Circles overlapping a central point

Question

If I have a circle x with radius r. How many circles can I add around it with same radius such that these circles overlap the center point of circle x without overlapping any other circles' center point? Here is a valid example with five circles. Is this a known problem?

Answer 1

If you "just barely" allow the circles to contain their neighbors' centers (i.e., the neighbor center lies on the boundary circle, rather than inside the disk that the circle bounds), then the answer is "1 central circle, 6 more around it". (Your example shows one central and four around it).

If you say "nope, you really have to MISS the other circles' centers", then the answer is "one central circle, 5 around it."

Reason: for two of the "surrounding" circles to have just-overlapping centers requires that the angle A-O-B, where $A$ is the center of one, $B$ the center of the other, and $O$ the center of the drawing, be exactly 60 degrees, so you can fit at most 6. If you insist on non-overlapping, then the angle between adjacent surrounding circles must be more than 60, and hence there can be no more than 5 of them.

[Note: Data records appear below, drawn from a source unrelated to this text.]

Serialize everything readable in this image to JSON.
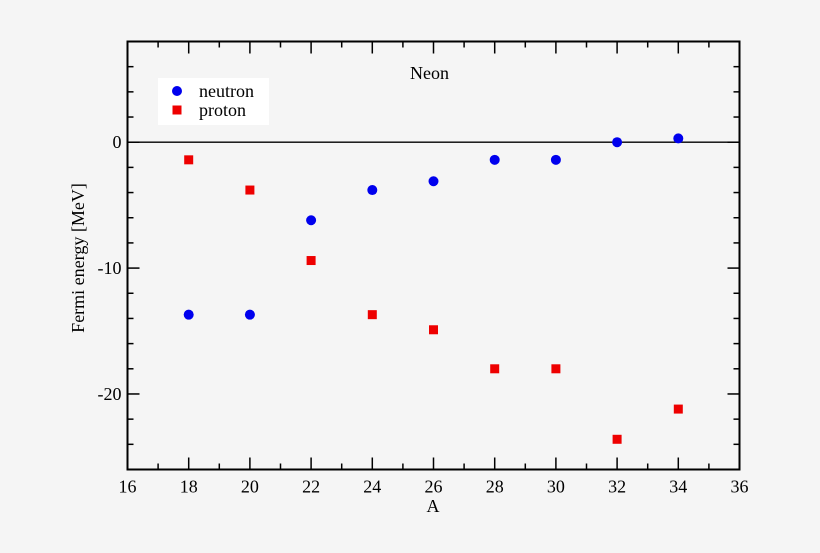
{
  "chart_data": {
    "type": "scatter",
    "title": "Neon",
    "xlabel": "A",
    "ylabel": "Fermi energy [MeV]",
    "xlim": [
      16,
      36
    ],
    "ylim": [
      -26,
      8
    ],
    "x_major_ticks": [
      16,
      18,
      20,
      22,
      24,
      26,
      28,
      30,
      32,
      34,
      36
    ],
    "x_minor_step": 1,
    "y_major_ticks": [
      0,
      -10,
      -20
    ],
    "y_minor_step": 2,
    "grid": false,
    "zero_line": true,
    "legend_position": "upper-left",
    "x": [
      18,
      20,
      22,
      24,
      26,
      28,
      30,
      32,
      34
    ],
    "series": [
      {
        "name": "neutron",
        "marker": "circle",
        "color": "#0000ee",
        "values": [
          -13.7,
          -13.7,
          -6.2,
          -3.8,
          -3.1,
          -1.4,
          -1.4,
          0.0,
          0.3
        ]
      },
      {
        "name": "proton",
        "marker": "square",
        "color": "#ee0000",
        "values": [
          -1.4,
          -3.8,
          -9.4,
          -13.7,
          -14.9,
          -18.0,
          -18.0,
          -23.6,
          -21.2
        ]
      }
    ]
  },
  "colors": {
    "background": "#f5f5f5",
    "axis": "#000000",
    "legend_background": "#ffffff"
  }
}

Added details: Let's assume that the radii of all circles is 1.

I'll use "circle" to mean "points at distance 1 from the center" and disk to mean a "filled-in" circle, i.e., points at distance less than or equal to 1 from the center.

Call the original circle $C$, and the surrounding circles $D_1, D_2, \ldots$, with centers $d_1, d_2, \ldots$. Call the center of the original circle $c$.

Since each surrounding circle $D_i$ contains $c$, the distance from $d_i$ to $c$ is $1$; that means that $d_i$ is a point of $C$. So all "surrounding circle" centers are on $C$.

Each point of $C$ is at some angle, measured counterclockwise from the $x$-axis. That means that to each circle-center $d_i$, there's an associated angle $a_i$ between $0$ and $2\pi$. By renumbering, we can assume that $$ 0 \le a_1 \le a_2 \le \ldots < 2\pi $$

Observation 1: No two surrounding circles have the same center. For if they did, then the center of each would be in the disk corresponding to the other, which is not allowed. Thus we know that $$ 0 \le a_1 < a_2 < \ldots < 2\pi. $$

Observation 2: If $a_{i+1} - a_i \le 2\pi/6$, then the center $d_{i+1}$ of circles $i_1$ lies within the disk for circle $i$.

Reason: consider the triangle with vertices $c, d_i, d{i+1}$. The edges $cd_i$ and $cd_{i+1}$ are both length 1, hence the circle is isoceles. The angle at $c$ is exactly $a_{i+1} - a_i$, which we are assuming is less than $2\pi/6 = \pi/3$, hence the third side has length less than one. But that means that the distance from $d_{i+1}$ to $d_i$ is less than $1$, i.e., that $d_{i+1}$ is within the radius-1 disk around $d_i$, as claimed.

Since the hypotheses tell us that no surrounding-circle-center lies within another surrounding-circle's disk, we know that $a_{i+1} - a_i$ is greater than $\pi/3$ for every $i$. Thus the angles must all satisfy relations like these: $$ a_2 > a_1 + \pi/3 \\ a_3 > a_2 + \pi/3 > a_1 + 2\pi/3 \\ a_4 > a_3 + \pi/3 > a_1 + 3\pi/3 \\ a_5 > a_4 + \pi/3 > a_1 + 4\pi/3 \\ a_6 > a_5 + \pi/3 > a_1 + 6\pi/3 $$ Now if there were six angles, we'd have $$ 0 < a_1 < \ldots < a_6 < 2\pi $$ But since $a_6 > a_1 + 2\pi$, from the chain of inequalities above, and $a_1 > 0$, but the line just above, we know that $$ a_6 > 0 + 2\pi = 2\pi $$ which contradicts the conclusion that $a_6 < 2\pi$. Hence there cannot be as many as six surrounding-circle-centers.